監察局は第三者として不正を暴く身であるから、国政からは距離をおく。
実質的に国政に携わるのは三省である。
特に実際の行政を担当する尚書省はさらに六つの部に分かれていた。
人事は吏部、財政と地方行政は戸部、外交と貿易は交部、教育や国儀は式部、公共工事は工部、裁判は刑部、というふうに具体的な仕事の内容にしたがって分けられているようだ。
侍官は侍局という大きなまとまりとして中書省の管轄下にある。
王や城の世話と管理を任される侍官、後宮全体の管理を任される女官、侍官に従う侍童、女官に従う侍女は全てこの侍局の所属である。
武官は二つの種類に分けられ、武局という組織として門下省預かりとなる。
城と王都を中心に活動する国王軍は、近衛騎士団と王都警備兵が、王国全体、もとい国境付近で活動する王国軍は、国家騎士団と王国守備兵がそれぞれの構成員となっている。
そして、これら三省五局六部の上に立ち、その全てを統括するのが王である。
王より下の権力図が複雑化し、一見非効率的なようだが、そうではないことは皆直ぐに気づいたようだった。
仕事内容を限定することによって、具体的な問題に対してどこの部署が対処するのかも分かりやすくなり、責任の所在を明らかにすることも出来る。
官位自体のランクと貴族の位をはっきりと分け、曖昧な上下関係をなくし、実力によってランク付けされた絶対的な上下関係と官位それぞれに用意された義務権利が明確になることで、越権行為を防ぐことも可能になる。
さらに中・門・尚の三省が互いに互いを牽制しあい、ほどよい権力のバランスと緊張感を保つことができそうでもある。

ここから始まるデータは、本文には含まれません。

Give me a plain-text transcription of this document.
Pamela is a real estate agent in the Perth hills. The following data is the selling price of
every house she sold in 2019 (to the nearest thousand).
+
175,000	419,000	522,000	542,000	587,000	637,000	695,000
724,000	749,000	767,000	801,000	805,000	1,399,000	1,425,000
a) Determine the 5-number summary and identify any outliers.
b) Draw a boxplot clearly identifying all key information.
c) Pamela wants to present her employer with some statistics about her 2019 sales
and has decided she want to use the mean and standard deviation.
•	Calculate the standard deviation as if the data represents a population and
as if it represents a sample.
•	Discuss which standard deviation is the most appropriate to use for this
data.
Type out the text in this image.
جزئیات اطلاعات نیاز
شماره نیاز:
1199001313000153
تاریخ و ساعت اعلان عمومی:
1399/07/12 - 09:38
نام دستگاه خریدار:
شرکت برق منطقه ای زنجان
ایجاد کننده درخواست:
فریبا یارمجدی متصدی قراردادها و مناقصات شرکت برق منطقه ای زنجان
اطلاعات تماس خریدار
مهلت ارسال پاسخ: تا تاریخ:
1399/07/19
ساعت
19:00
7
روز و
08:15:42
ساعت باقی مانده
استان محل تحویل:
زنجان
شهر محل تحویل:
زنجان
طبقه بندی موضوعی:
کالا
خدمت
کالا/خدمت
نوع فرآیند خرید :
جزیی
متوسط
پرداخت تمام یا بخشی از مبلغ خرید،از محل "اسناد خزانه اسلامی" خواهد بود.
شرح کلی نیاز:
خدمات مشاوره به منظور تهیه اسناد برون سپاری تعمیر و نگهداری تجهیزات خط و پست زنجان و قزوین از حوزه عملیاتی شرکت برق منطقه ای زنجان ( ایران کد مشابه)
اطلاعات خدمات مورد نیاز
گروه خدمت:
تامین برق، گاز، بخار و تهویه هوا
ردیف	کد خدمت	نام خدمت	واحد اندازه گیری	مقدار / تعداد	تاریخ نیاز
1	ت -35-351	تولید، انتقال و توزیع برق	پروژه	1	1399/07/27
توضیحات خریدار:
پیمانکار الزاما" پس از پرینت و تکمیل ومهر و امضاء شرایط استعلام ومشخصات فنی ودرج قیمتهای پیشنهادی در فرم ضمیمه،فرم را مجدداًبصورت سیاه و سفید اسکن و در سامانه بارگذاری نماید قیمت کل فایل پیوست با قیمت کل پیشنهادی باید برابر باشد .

しかし、同時に三省は王さえも牽制することが可能なのである。
今までのように王の独断で何かをなすことはほぼ不可能といっても過言ではない。
それどころか、三省が結託し、王の意向を無視することさえ、考えられるのである。
ユーリウス、君は本当にお飾りの王になるつもりなのか。
テデリウスはじっとユーリウスを見た。
彼はただ気だるげな笑みを浮かべ、囁きあう貴族たちを見下ろしていた。
「……し、しかし、これはつまり、今とさほど変わらないのでは?」
「よくよく考えれば、そうかもしれないぞ」
「宰相が三人いて、仕事別に部署が分けられているだけと考えれば、確かにそうだろう」
「それ自体は悪くない案のようだが……」
そんな囁きをテデリウスはひろった。
その言葉も正しかった。
今まで曖昧にされていたものが、文章化されはっきりと明示されただけだ。
けれど。
「……こうして細かい部署に分けるならば、どこに誰を配置するのが適切か見極める必要がある。だから君たちにも試験を受けてもらわなければならないんだ」
テデリウスの思考は、ユーリウスのそんな言葉にさえぎられた。
確かにその通りではあったから、直ぐに反論の声はあがらないようだった。
ユーリウスは、この案が通りそうだとでも考えているのか、いつもどおり穏やかな笑みを見せていた。
「急な話しだから君たちにすぐ決断を下せというのも、無理な話だ。詳細なことも含めて、おって伝令を飛ばす。この案に賛成か否か、一週間後のこの場で再び尋ねよう」
ユーリウスの言葉で、会議は多くのざわめきを残したまま終了した。